Analysis by: John Schulz
Analysis of: U.S. Factories Buck Decline
Published at: online.wsj.com
American manufacturing, long written off as a economic loser, is making a comeback. For the first time since 1997, the number of manufacturing jobs grew last year by 1.2 percent, of 136,000 new jobs. And it's not a one-shot deal. Economists are predicting a 2.5 percent gain, or 330,000 new manufacturing jobs, this year.
This may be the best thing to happen to the trucking industry since economic deregulation in 1980. The number of net U.S. manufacturing jobs increased last year for the first time since 1997. Manufacturing jobs grew by 1.2 percent, of 136,000 jobs, and that growth is expected to more than double this year.
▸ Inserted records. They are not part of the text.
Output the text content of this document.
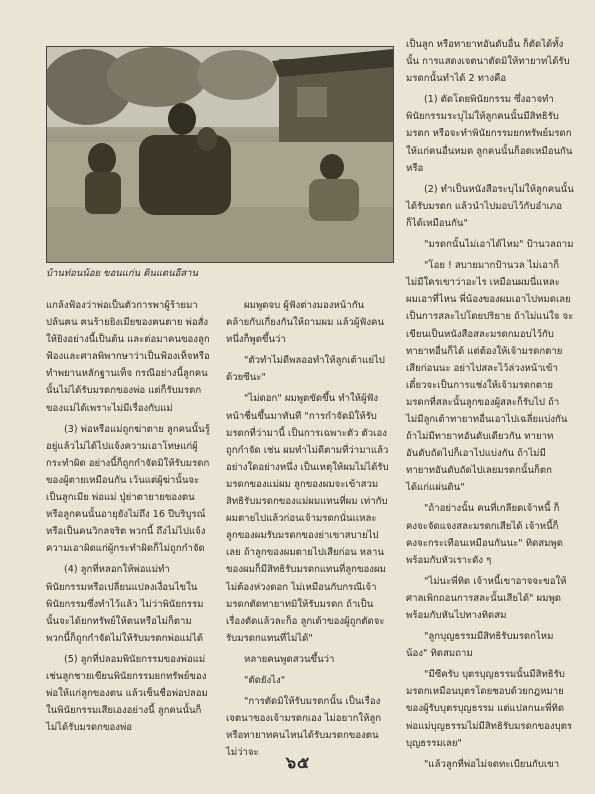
บ้านท่อนน้อย ขอนแก่น ดินแดนอีสาน

แกล้งฟ้องว่าพ่อเป็นตัวการพาผู้ร้ายมาปล้นฅน ฅนร้ายยิงเมียของฅนตาย พ่อสั่งให้ยิงอย่างนี้เป็นต้น และต่อมาคนของลูกฟ้องและศาลพิพากษาว่าเป็นฟ้องเท็จหรือทำพยานหลักฐานเท็จ กรณีอย่างนี้ลูกคนนั้นไม่ได้รับมรดกของพ่อ แต่ก็รับมรดกของแม่ได้เพราะไม่มีเรื่องกับแม่

(3) พ่อหรือแม่ถูกฆ่าตาย ลูกคนนั้นรู้อยู่แล้วไม่ได้ไปแจ้งความเอาโทษแก่ผู้กระทำผิด อย่างนี้ก็ถูกกำจัดมิให้รับมรดกของผู้ตายเหมือนกัน เว้นแต่ผู้ฆ่านั้นจะเป็นลูกเมีย พ่อแม่ ปู่ย่าตายายของตน หรือลูกคนนั้นอายุยังไม่ถึง 16 ปีบริบูรณ์ หรือเป็นคนวิกลจริต พวกนี้ ถึงไม่ไปแจ้งความเอาผิดแก่ผู้กระทำผิดก็ไม่ถูกกำจัด

(4) ลูกที่หลอกให้พ่อแม่ทำพินัยกรรมหรือเปลี่ยนแปลงเงื่อนไขในพินัยกรรมซึ่งทำไว้แล้ว ไม่ว่าพินัยกรรมนั้นจะได้ยกทรัพย์ให้ตนหรือไม่ก็ตาม พวกนี้ก็ถูกกำจัดไม่ให้รับมรดกพ่อแม่ได้

(5) ลูกที่ปลอมพินัยกรรมของพ่อแม่ เช่นลูกชายเขียนพินัยกรรมยกทรัพย์ของพ่อให้แก่ลูกของตน แล้วเซ็นชื่อพ่อปลอม ในพินัยกรรมเสียเองอย่างนี้ ลูกคนนั้นก็ไม่ได้รับมรดกของพ่อ

ผมพูดจบ ผู้ฟังต่างมองหน้ากัน คล้ายกับเกี่ยงกันให้ถามผม แล้วผู้ฟังคนหนึ่งก็พูดขึ้นว่า

"ตัวทำไม่ดีพลออทำให้ลูกเต้าแย่ไปด้วยซีนะ"

"ไม่ดอก" ผมพูดขัดขึ้น ทำให้ผู้ฟังหน้าชื่นขึ้นมาทันที "การกำจัดมิให้รับมรดกที่ว่ามานี้ เป็นการเฉพาะตัว ตัวเองถูกกำจัด เช่น ผมทำไม่ดีตามที่ว่ามาแล้วอย่างใดอย่างหนึ่ง เป็นเหตุให้ผมไม่ได้รับมรดกของแม่ผม ลูกของผมจะเข้าสวมสิทธิรับมรดกของแม่ผมแทนที่ผม เท่ากับผมตายไปแล้วก่อนเจ้ามรดกนั่นเเหละ ลูกของผมรับมรดกของย่าเขาสบายไปเลย ถ้าลูกของผมตายไปเสียก่อน หลานของผมก็มีสิทธิรับมรดกแทนที่ลูกของผม ไม่ต้องห่วงดอก ไม่เหมือนกับกรณีเจ้ามรดกตัดทายาทมิให้รับมรดก ถ้าเป็นเรื่องตัดแล้วละก็อ ลูกเต้าของผู้ถูกตัดจะรับมรดกแทนที่ไม่ได้"

หลายคนพูดสวนขึ้นว่า

"ตัดยังไง"

"การตัดมิให้รับมรดกนั้น เป็นเรื่องเจตนาของเจ้ามรดกเอง ไม่อยากให้ลูกหรือทายาทคนไหนได้รับมรดกของตน ไม่ว่าจะ

เป็นลูก หรือทายาทอันดับอื่น ก็ตัดได้ทั้งนั้น การแสดงเจตนาตัดมิให้ทายาทได้รับมรดกนั้นทำได้ 2 ทางคือ

(1) ตัดโดยพินัยกรรม ซึ่งอาจทำพินัยกรรมระบุไม่ให้ลูกคนนั้นมีสิทธิรับมรดก หรือจะทำพินัยกรรมยกทรัพย์มรดกให้แก่คนอื่นหมด ลูกคนนั้นก็อดเหมือนกัน หรือ

(2) ทำเป็นหนังสือระบุไม่ให้ลูกคนนั้นได้รับมรดก แล้วนำไปมอบไว้กับอำเภอ ก็ได้เหมือนกัน"

"มรดกนั้นไม่เอาได้ไหม" ป้านวลถาม

"โอย ! สบายมากป้านวล ไม่เอาก็ไม่มีใครเขาว่าอะไร เหมือนผมนี่แหละ ผมเอาที่ไหน พี่น้องของผมเอาไปหมดเลย เป็นการสละไปโดยปริยาย ถ้าไม่แน่ใจ จะเขียนเป็นหนังสือสละมรดกมอบไว้กับทายาทอื่นก็ได้ แต่ต้องให้เจ้ามรดกตายเสียก่อนนะ อย่าไปสละไว้ล่วงหน้าเข้า เดี๋ยวจะเป็นการแช่งให้เจ้ามรดกตาย มรดกที่สละนั้นลูกของผู้สละก็รับไป ถ้าไม่มีลูกเต้าทายาทอื่นเอาไปเฉลี่ยแบ่งกัน ถ้าไม่มีทายาทอันดับเดียวกัน ทายาทอันดับถัดไปก็เอาไปแบ่งกัน ถ้าไม่มีทายาทอันดับถัดไปเลยมรดกนั้นก็ตกได้แก่แผ่นดิน"

"ถ้าอย่างนั้น คนที่เกลียดเจ้าหนี้ ก็คงจะจัดแจงสละมรดกเสียได้ เจ้าหนี้ก็คงจะกระเทือนเหมือนกันนะ" ทิดสมพูดพร้อมกับหัวเราะดัง ๆ

"ไม่นะพี่ทิด เจ้าหนี้เขาอาจจะขอให้ศาลเพิกถอนการสละนั้นเสียได้" ผมพูดพร้อมกับหันไปทางทิดสม

"ลูกบุญธรรมมีสิทธิรับมรดกไหมน้อง" ทิดสมถาม

"มีซีครับ บุตรบุญธรรมนั้นมีสิทธิรับมรดกเหมือนบุตรโดยชอบด้วยกฎหมายของผู้รับบุตรบุญธรรม แต่แปลกนะพี่ทิด พ่อแม่บุญธรรมไม่มีสิทธิรับมรดกของบุตรบุญธรรมเลย"

"แล้วลูกที่พ่อไม่จดทะเบียนกับเขา

๖๕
As one who has never bought into the Great Globalization Theory, I welcome this news. And so should everyone connected with the trucking industry.
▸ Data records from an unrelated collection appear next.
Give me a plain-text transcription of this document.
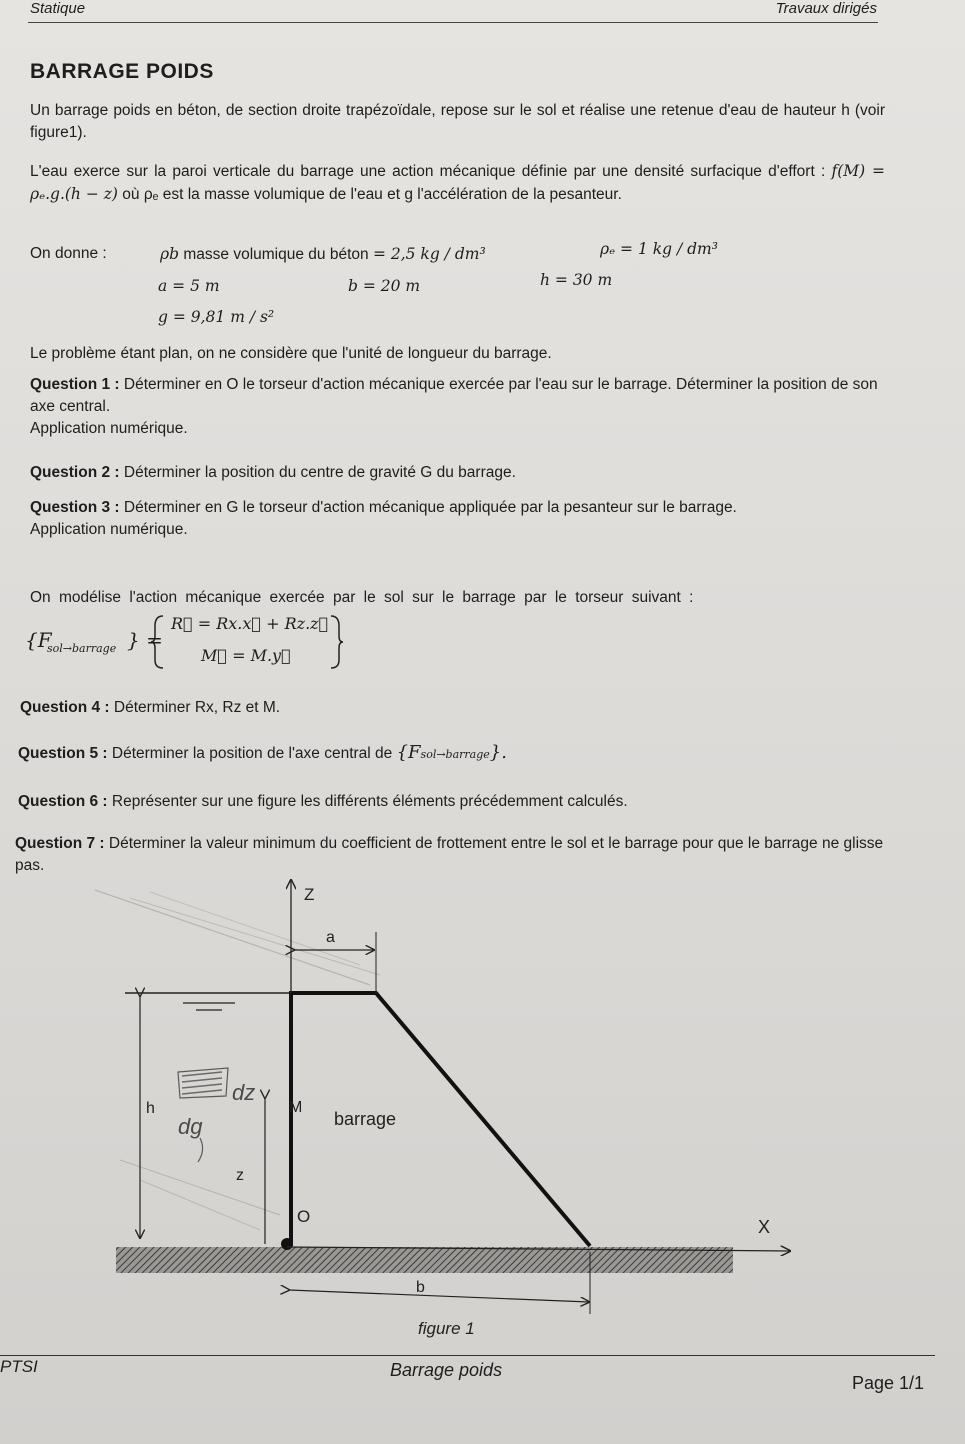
Statique	Travaux dirigés
BARRAGE POIDS
Un barrage poids en béton, de section droite trapézoïdale, repose sur le sol et réalise une retenue d'eau de hauteur h (voir figure1).
L'eau exerce sur la paroi verticale du barrage une action mécanique définie par une densité surfacique d'effort : f(M) = ρₑ.g.(h − z) où ρₑ est la masse volumique de l'eau et g l'accélération de la pesanteur.
On donne :	ρb masse volumique du béton = 2,5 kg / dm³	ρₑ = 1 kg / dm³
a = 5 m	b = 20 m	h = 30 m
g = 9,81 m / s²
Le problème étant plan, on ne considère que l'unité de longueur du barrage.
Question 1 : Déterminer en O le torseur d'action mécanique exercée par l'eau sur le barrage. Déterminer la position de son axe central.
Application numérique.
Question 2 : Déterminer la position du centre de gravité G du barrage.
Question 3 : Déterminer en G le torseur d'action mécanique appliquée par la pesanteur sur le barrage.
Application numérique.
On modélise l'action mécanique exercée par le sol sur le barrage par le torseur suivant :
{F
sol→barrage } =
R⃗ = Rx.x⃗ + Rz.z⃗
M⃗ = M.y⃗
Question 4 : Déterminer Rx, Rz et M.
Question 5 : Déterminer la position de l'axe central de {Fsol→barrage}.
Question 6 : Représenter sur une figure les différents éléments précédemment calculés.
Question 7 : Déterminer la valeur minimum du coefficient de frottement entre le sol et le barrage pour que le barrage ne glisse pas.
h
dz
dg
z
Z
a
M
barrage
O
X
b
figure 1
PTSI	Barrage poids
Page 1/1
These are jobs that will directly affect freight volume, and thus rates and profitability, in the industry. As the offshoring craze begins to show cracks -- anybody else had an offshore call center experience worthy of "Saturday Night Live?" -- U.S. manufacturers are beginning to see value in keeping plants here.
Economists for Moody's Analytics and IHS Global Insight insist this is not a one-shot deal. They expect this trend to continue at least for the beginning of this decade.
Ford, Caterpillar, and Whirlpool are some of the names taking advantage of tax breaks, excess capacity and infrastructure and other built-in advantages of employing a U.S.-based work force.
As trucking volume is roughly divided 50-50 by retail and industrial, any increase in industrial utilization in this country is good news for the big industrial truckload carriers such as Werner Enterprises, Schneider National, J.B. Hunt and many others. LTL firms such as beleaguered YRC Worldwide, Con-Way and FedEx Freight also figure to gain from this growth.
Of course, it will take more than a year or two of manufacturing increases to get the U.S. economy out of its doldrums. More than 144,000 factories -- that's factories, not jobs -- were lost during the George W. Bush administration. Manufacturing now accounts for merely 11 percent of U.S. total economic output, compared with 27 percent in 1950.
Entire domestic industries -- furniture and footwear come immediately to mind -- have been wiped out because of cheap labor and non-existent environmental regulations in places such as China.
With Chinese president Hu Jintao in the Nation's Capital for talks with President Barack Obama, I would like to submit a question to his excellency: there will be no U.S. middle class to buy your cheap Chinese-made goods if you continue your mutually destructive economic path. There, I said it.